Those of us who day trade, invest, or do financial services for a living have most likely heard of the LIBOR (London Interbank Offered Rate). It is a measure of the cost of borrowing between banks that serves as a benchmark for over $350 trillion worth of financial products worldwide. “If you move it even a little bit, it can cause massive redistribution of resources because it’s so extensively used,” said Rosa Abrantes-Metz, a professor at New York University’s Stern School of Business and a former economist with the Federal Trade Commission. The LIBOR & TIBOR (Tokyo Interbank Offered Rate), are considered the two major benchmarks of international trading, considering that London, Tokyo, and New York are the three largest by-volume foreign exchange markets.
There is a Chicago mercantile exchange trading firm known as Eldorado, LLC that has filed a lawsuit against Citibank, Bank of America, JP Morgan, UBS & Citigroup, accusing the big banks of conspiring to manipulate the LIBOR rate. This case, Eldorado Trading Group LLC v. Bank of America Corp., 11-cv-3847, U.S. District Court, District of New Jersey (Newark), has been ongoing since July 2011 and has produced no definitive lawsuit as of yet.
The lawsuit claims employees of all the major banks in question not only initiated contact amongst themselves to establish trades they believed would change the rate, but subsequently put trades into motion that would result in company or individual benefits once the rate had been changed. The banks “had a substantial incentive to manipulate, and in fact did manipulate, Libor downward, in order to increase the income from its interest rate derivatives and similar instruments,” according to Eldorado`s complaint. “This manipulation resulted in billions of dollars in revenue.” Surprisingly, El Dorado does not have any press releases on its website offering reasoning & motivations behind the probe, which representatives of all the major banks involved continue to deny involvement in.
If you`ll remember, in 2011 UBS lost over $2 billion due to a rogue trader at their London office. With this scandal in the recent past, banks are very wary of people trying to falsely accuse them of fraud & insider trading. The climate is ripe for these kinds of investigations, and Eldorado is more than willing to collect.

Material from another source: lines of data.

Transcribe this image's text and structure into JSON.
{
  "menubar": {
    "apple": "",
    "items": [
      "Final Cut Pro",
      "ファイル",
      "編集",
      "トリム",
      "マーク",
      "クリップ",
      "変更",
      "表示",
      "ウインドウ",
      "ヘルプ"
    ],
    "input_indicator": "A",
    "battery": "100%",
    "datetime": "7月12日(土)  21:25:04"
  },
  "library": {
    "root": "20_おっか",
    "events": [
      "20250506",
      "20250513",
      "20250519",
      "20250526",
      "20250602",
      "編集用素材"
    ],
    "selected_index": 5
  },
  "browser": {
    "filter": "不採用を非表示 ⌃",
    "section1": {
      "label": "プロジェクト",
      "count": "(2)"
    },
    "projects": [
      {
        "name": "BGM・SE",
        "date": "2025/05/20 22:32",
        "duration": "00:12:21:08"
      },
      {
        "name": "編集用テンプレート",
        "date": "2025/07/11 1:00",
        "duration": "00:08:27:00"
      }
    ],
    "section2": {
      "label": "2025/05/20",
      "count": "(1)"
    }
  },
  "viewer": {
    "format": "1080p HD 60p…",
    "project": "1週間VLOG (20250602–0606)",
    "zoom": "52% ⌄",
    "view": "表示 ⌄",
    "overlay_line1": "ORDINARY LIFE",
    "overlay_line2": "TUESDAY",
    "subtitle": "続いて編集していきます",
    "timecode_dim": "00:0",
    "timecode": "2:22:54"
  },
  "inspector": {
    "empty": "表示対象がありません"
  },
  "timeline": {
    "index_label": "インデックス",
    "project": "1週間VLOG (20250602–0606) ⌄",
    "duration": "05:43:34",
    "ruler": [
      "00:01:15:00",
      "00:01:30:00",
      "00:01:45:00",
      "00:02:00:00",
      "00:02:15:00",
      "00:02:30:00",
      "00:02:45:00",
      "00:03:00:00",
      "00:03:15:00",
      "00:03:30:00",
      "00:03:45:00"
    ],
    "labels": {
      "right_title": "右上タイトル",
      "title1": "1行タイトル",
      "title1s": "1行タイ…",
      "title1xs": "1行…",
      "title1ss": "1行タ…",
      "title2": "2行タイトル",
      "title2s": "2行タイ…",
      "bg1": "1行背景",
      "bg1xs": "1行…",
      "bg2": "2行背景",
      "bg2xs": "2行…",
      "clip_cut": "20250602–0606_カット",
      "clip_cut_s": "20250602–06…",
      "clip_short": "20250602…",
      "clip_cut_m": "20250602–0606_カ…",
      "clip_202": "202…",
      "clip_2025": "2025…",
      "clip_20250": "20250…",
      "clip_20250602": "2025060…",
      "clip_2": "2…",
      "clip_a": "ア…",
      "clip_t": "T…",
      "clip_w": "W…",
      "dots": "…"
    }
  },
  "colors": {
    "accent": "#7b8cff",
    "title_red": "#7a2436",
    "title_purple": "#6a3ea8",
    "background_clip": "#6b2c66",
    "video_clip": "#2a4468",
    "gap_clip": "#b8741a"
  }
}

In Tokyo, a similar probe targeted an ex-Citigroup trader& his partner of tampering with the TIBOR rate, which is similarly influential amongst international traders. Now, some UBS and CITI transactions have been suspended in Tokyo as a result of the alleged rate tampering. In the US, similar repercussions could take place once the repercussions of the El Dorado probe are revealed.
If interest rates are tampered with internationally, it could result in the loss of trust between banks & traders, and similar suspensions of trading operations, eliminating the idea of trust between consumers and the big banks they invest in. For Citigroup & UBS especially, the involvement in the TIBOR scandal combined with LIBOR allegations have resulted in a severe breach of consumer trust.
Whether suspensions & jail time of suspected employees will result is yet to be seen. Either way, even the suspicion of employee tampering with one of the world`s biggest economic benchmarks is detrimental to the trust between banks and their consumers.